Técnica e ciência
Um esforço imenso é despendido pelo homem no domínio da natureza. Na
medida do possível, alguns reservam para si as funções leves e encarregam
outros do trabalho mais penoso. A predominância de escravos e servos no
exercício das atividades manuais sempre levou à desvalorização desse tipo de
trabalho, enquanto apenas as atividades intelectuais eram consideradas
verdadeiramente dignas do homem.
Os romanos, retomando a tradição da Grécia, chamavam de ócio (otium) não propriamente a ausência
de ação, mas o ocupar-se com as ciências, as artes, o trato social, o governo,
o lazer produtivo.

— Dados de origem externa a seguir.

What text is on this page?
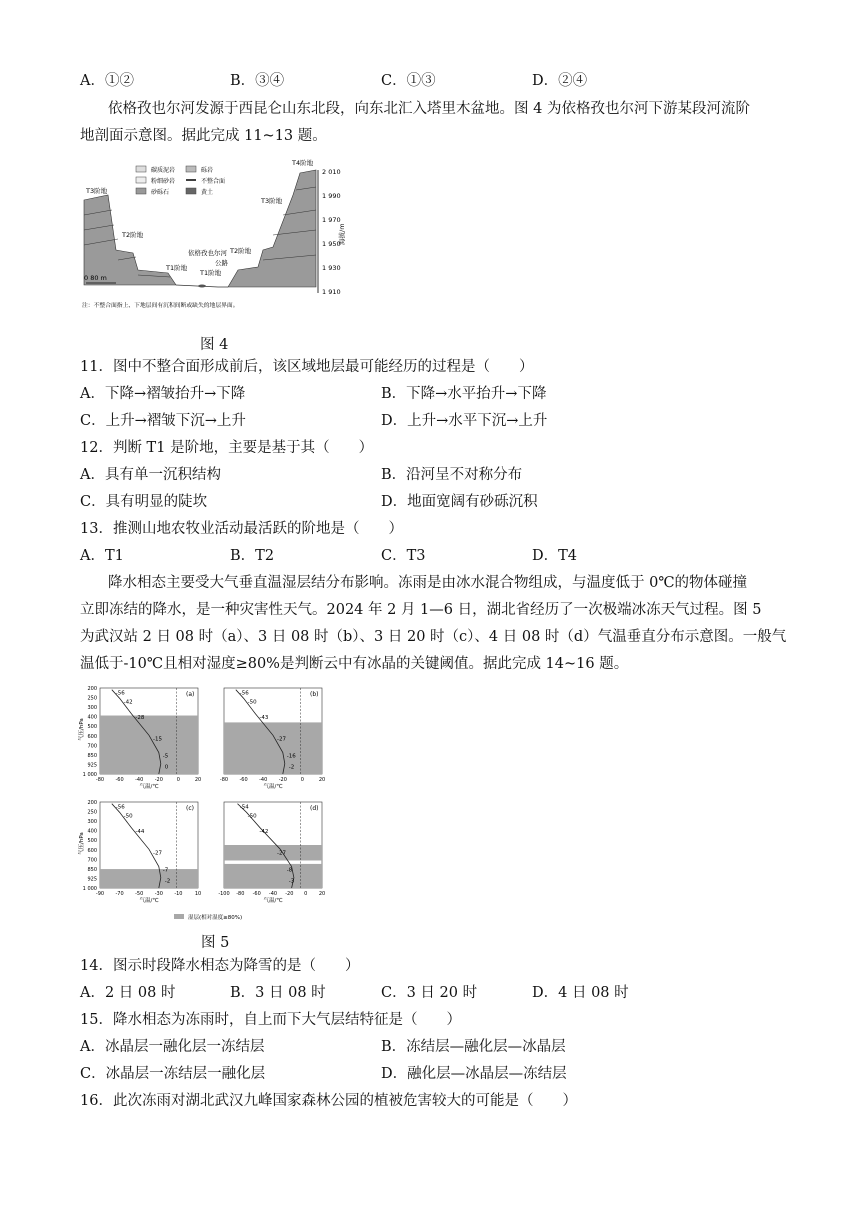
A．①②	B．③④	C．①③	D．②④
依格孜也尔河发源于西昆仑山东北段，向东北汇入塔里木盆地。图 4 为依格孜也尔河下游某段河流阶
地剖面示意图。据此完成 11~13 题。
碳质泥岩	砾岩
粉细砂岩	不整合面
砂砾石	黄土
T3阶地
T2阶地
T1阶地
T4阶地
T3阶地
T2阶地
T1阶地
依格孜也尔河
公路
0 80 m
2 010
1 990
1 970
1 950
1 930
1 910
海拔/m
注：不整合面指上、下地层间有沉积间断或缺失的地层界面。
图 4
11．图中不整合面形成前后，该区域地层最可能经历的过程是（　　）
A．下降→褶皱抬升→下降	B．下降→水平抬升→下降
C．上升→褶皱下沉→上升	D．上升→水平下沉→上升
12．判断 T1 是阶地，主要是基于其（　　）
A．具有单一沉积结构	B．沿河呈不对称分布
C．具有明显的陡坎	D．地面宽阔有砂砾沉积
13．推测山地农牧业活动最活跃的阶地是（　　）
A．T1	B．T2	C．T3	D．T4
降水相态主要受大气垂直温湿层结分布影响。冻雨是由冰水混合物组成，与温度低于 0℃的物体碰撞
立即冻结的降水，是一种灾害性天气。2024 年 2 月 1—6 日，湖北省经历了一次极端冰冻天气过程。图 5
为武汉站 2 日 08 时（a）、3 日 08 时（b）、3 日 20 时（c）、4 日 08 时（d）气温垂直分布示意图。一般气
温低于-10℃且相对湿度≥80%是判断云中有冰晶的关键阈值。据此完成 14~16 题。
-56
-42
-28
-15
-5
0
(a)
200
250
300
400
500
600
700
850
925
1 000
气压/hPa
-80 -60 -40 -20	0	20
气温/℃
-56
-50
-43
-27
-16
-2
(b)
-80 -60 -40 -20	0	20
气温/℃
-56
-50
-44
-27
-7
-2
(c)
200
250
300
400
500
600
700
850
925
1 000
气压/hPa
-90 -70 -50 -30 -10 10
气温/℃
-54
-50
-42
-27
-8
-3
(d)
-100 -80 -60 -40 -20 0 20
气温/℃
湿层(相对湿度≥80%)
图 5
14．图示时段降水相态为降雪的是（　　）
A．2 日 08 时	B．3 日 08 时	C．3 日 20 时	D．4 日 08 时
15．降水相态为冻雨时，自上而下大气层结特征是（　　）
A．冰晶层一融化层一冻结层	B．冻结层—融化层—冰晶层
C．冰晶层一冻结层一融化层	D．融化层—冰晶层—冻结层
16．此次冻雨对湖北武汉九峰国家森林公园的植被危害较大的可能是（　　）
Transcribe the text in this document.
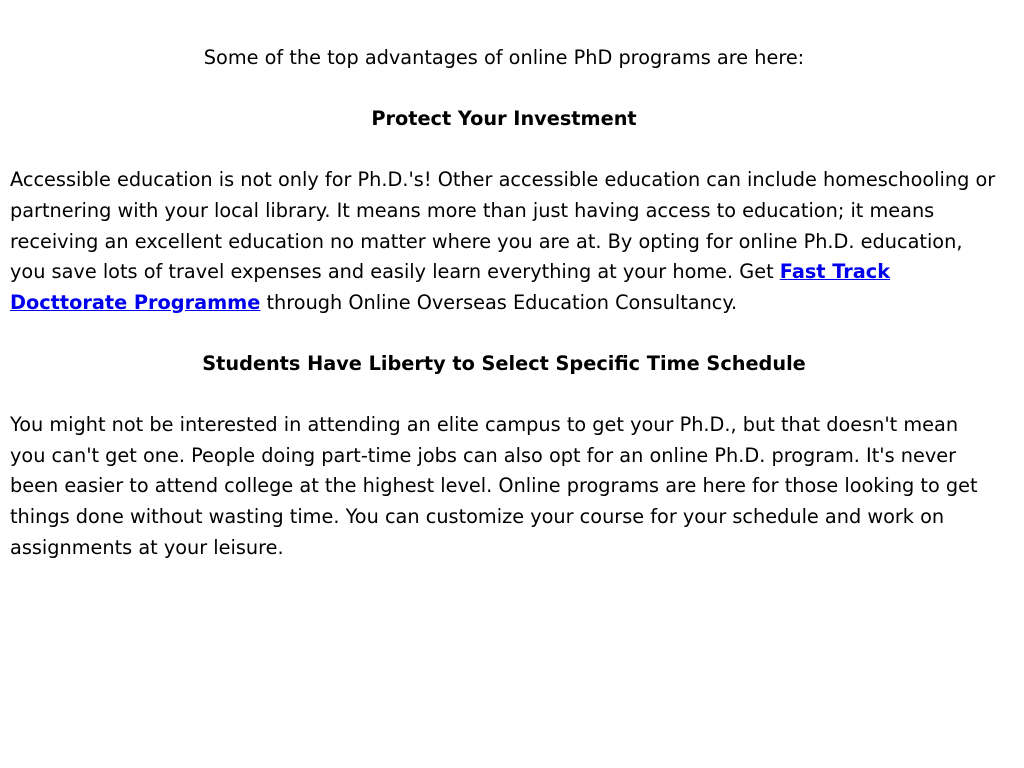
Some of the top advantages of online PhD programs are here:
Protect Your Investment

Accessible education is not only for Ph.D.'s! Other accessible education can include homeschooling or partnering with your local library. It means more than just having access to education; it means receiving an excellent education no matter where you are at. By opting for online Ph.D. education, you save lots of travel expenses and easily learn everything at your home. Get Fast Track Docttorate Programme through Online Overseas Education Consultancy.

Students Have Liberty to Select Specific Time Schedule

You might not be interested in attending an elite campus to get your Ph.D., but that doesn't mean you can't get one. People doing part-time jobs can also opt for an online Ph.D. program. It's never been easier to attend college at the highest level. Online programs are here for those looking to get things done without wasting time. You can customize your course for your schedule and work on assignments at your leisure.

Ao ócio opunham o negócio
(o nec otium, ou seja, a negação
do otium), enquanto atividade que tem
por função satisfazer as necessidades elementares. Evidentemente é o ócio que
constitui para eles o ser próprio do
homem, e alcançá-lo era privilégio reservado a poucos.
Tal maneira de pensar supõe a existência da divisão social com a
manutenção do sistema escravista ou da servidão. Mesmo Aristóteles sabia
disso, e diz, em sua Política, que
haveria escravidão enquanto as lançadeiras não trabalhassem sozinhas.
A partir do final da Idade Média surge uma nova concepção a respeito
da importância da técnica. Antes desvalorizada, ela torna-se o instrumento adequado
para transformar o homem em "mestre e senhor da natureza".
Averiguando as
circunstâncias sociais e econômicas que possibilitaram uma mudança tão
decisiva para a história da humanidade, encontramos no surgimento da burguesia
os elementos que tornaram necessária a nova maneira de pensar e agir. Os
burgueses, ligados ao artesanato e comércio, valorizavam o trabalho e tinham
espírito empreendedor. Ora, o sucesso e enriquecimento desse novo segmento social
passam a exigir cada vez mais o concurso da técnica para a ampliação dos
negócios: construção de navios mais ágeis, utilização da bússola para a
orientação nos mares em busca de novos portos, aperfeiçoamento dos relógios
(tempo é dinheiro!). Um bom exemplo do efeito transformador da técnica é a
pólvora. Conhecida há muito nas civilizações orientais, como a China, onde era
utilizada na confecção de fogos de artifício, ao ser levada para a Europa, irá
redimensionar as artes bélicas, ao ser usada em canhões para o ataque aos até
então quase inacessíveis castelos da nobreza.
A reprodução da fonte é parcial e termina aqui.